I started working with a freelancer to help me build more free tools. Done right, I believe engineering as marketing can be a great strategy to grow KTool in the long run.

Recently, I launched 2 different AI products: Bolt AI & PDFPals. Both are generating revenue now and I use it to invest back into KTool.

Through starting the business, have you learned anything particularly helpful or advantageous?

My biggest learning is to choose the right market. I started KTool to “scratch my itch” without thinking much about distribution, marketing strategies, optimal pricing models…

KTool is a consumer SaaS, for a niche (newsletters & RSS readers) within a niche (Kindle users). Turns out bootstrapping a B2C SaaS is incredibly hard for someone without a marketing background like me.

It’s hard to monetize even though the traffic is not that bad. Consumers are usually extremely price-sensitive and sometimes are quite demanding.

If I was to start again, I would build a B2B SaaS instead. I’m not saying it’s easier, but it probably fits my personality and skill sets better.

What platform/tools do you use for your business?

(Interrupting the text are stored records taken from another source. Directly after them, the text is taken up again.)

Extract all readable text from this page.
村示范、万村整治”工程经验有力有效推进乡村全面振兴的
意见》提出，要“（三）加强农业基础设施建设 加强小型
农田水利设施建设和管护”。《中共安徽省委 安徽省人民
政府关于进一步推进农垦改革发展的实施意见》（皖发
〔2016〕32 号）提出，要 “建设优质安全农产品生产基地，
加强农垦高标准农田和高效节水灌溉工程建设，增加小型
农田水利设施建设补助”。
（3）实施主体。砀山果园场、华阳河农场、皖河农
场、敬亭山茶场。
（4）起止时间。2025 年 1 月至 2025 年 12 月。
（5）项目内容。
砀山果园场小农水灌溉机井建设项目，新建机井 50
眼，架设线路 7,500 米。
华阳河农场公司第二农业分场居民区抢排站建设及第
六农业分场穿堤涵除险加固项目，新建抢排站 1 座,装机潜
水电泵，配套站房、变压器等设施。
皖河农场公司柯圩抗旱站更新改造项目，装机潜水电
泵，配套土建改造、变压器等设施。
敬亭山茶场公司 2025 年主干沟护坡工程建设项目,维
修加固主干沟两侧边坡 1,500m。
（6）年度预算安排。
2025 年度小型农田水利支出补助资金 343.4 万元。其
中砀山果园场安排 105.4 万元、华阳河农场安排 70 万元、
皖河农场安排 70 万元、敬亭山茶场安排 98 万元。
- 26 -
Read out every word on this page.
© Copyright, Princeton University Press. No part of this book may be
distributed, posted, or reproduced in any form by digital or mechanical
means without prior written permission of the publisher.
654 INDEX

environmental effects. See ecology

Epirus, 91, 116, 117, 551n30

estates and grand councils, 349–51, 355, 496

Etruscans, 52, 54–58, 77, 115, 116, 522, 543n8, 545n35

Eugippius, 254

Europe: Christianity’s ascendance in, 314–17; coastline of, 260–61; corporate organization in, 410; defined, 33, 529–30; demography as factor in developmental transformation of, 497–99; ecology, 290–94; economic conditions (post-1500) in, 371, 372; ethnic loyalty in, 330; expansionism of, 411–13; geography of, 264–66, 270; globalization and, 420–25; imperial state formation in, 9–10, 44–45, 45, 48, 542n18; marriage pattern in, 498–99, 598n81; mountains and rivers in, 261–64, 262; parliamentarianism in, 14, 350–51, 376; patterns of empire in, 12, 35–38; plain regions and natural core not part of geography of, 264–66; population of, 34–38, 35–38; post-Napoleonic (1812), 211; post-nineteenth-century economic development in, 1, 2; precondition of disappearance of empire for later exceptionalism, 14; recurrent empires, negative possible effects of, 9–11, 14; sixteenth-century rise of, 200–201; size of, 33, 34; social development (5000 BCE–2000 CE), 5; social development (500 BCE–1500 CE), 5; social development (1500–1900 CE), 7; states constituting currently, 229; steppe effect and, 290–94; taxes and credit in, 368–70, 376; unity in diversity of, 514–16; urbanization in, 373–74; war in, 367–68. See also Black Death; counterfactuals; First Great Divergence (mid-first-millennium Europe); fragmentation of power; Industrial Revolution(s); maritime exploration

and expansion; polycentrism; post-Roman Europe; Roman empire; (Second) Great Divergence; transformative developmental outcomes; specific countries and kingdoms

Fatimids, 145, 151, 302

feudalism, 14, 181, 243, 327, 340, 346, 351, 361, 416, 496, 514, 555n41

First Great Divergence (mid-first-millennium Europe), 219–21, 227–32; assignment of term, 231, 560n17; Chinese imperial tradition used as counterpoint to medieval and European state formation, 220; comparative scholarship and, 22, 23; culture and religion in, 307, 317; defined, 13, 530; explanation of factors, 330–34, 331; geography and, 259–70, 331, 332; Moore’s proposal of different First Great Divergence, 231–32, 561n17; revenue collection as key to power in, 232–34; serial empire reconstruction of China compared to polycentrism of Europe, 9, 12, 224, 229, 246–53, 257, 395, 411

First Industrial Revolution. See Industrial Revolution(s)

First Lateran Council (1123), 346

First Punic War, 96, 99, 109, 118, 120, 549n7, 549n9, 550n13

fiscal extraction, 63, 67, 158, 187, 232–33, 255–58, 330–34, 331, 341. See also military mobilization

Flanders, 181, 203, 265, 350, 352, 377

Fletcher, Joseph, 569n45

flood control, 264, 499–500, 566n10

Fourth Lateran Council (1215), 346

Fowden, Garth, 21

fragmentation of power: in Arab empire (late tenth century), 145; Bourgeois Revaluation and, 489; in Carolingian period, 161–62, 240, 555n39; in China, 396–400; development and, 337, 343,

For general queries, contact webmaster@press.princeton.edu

What have been the most influential books, podcasts, or other resources?




Advice for other entrepreneurs who want to get started or are just starting out?

Getting started is always the hardest. The fear of failure is strong. Rejections hurt.

My advice is to get past that “first scary moment” as fast as you can. Just start and figure out the rest on the go. Launch fast, don’t wait until the product is perfect (hint: it never will be)

Most of your decisions are reversible, so better to make one now that you can learn from and adjust later than to not decide at all.

If you have a technical background like me, don’t make the mistake of spending all your time on product and development. Spend at least 50% of your time on sales and marketing.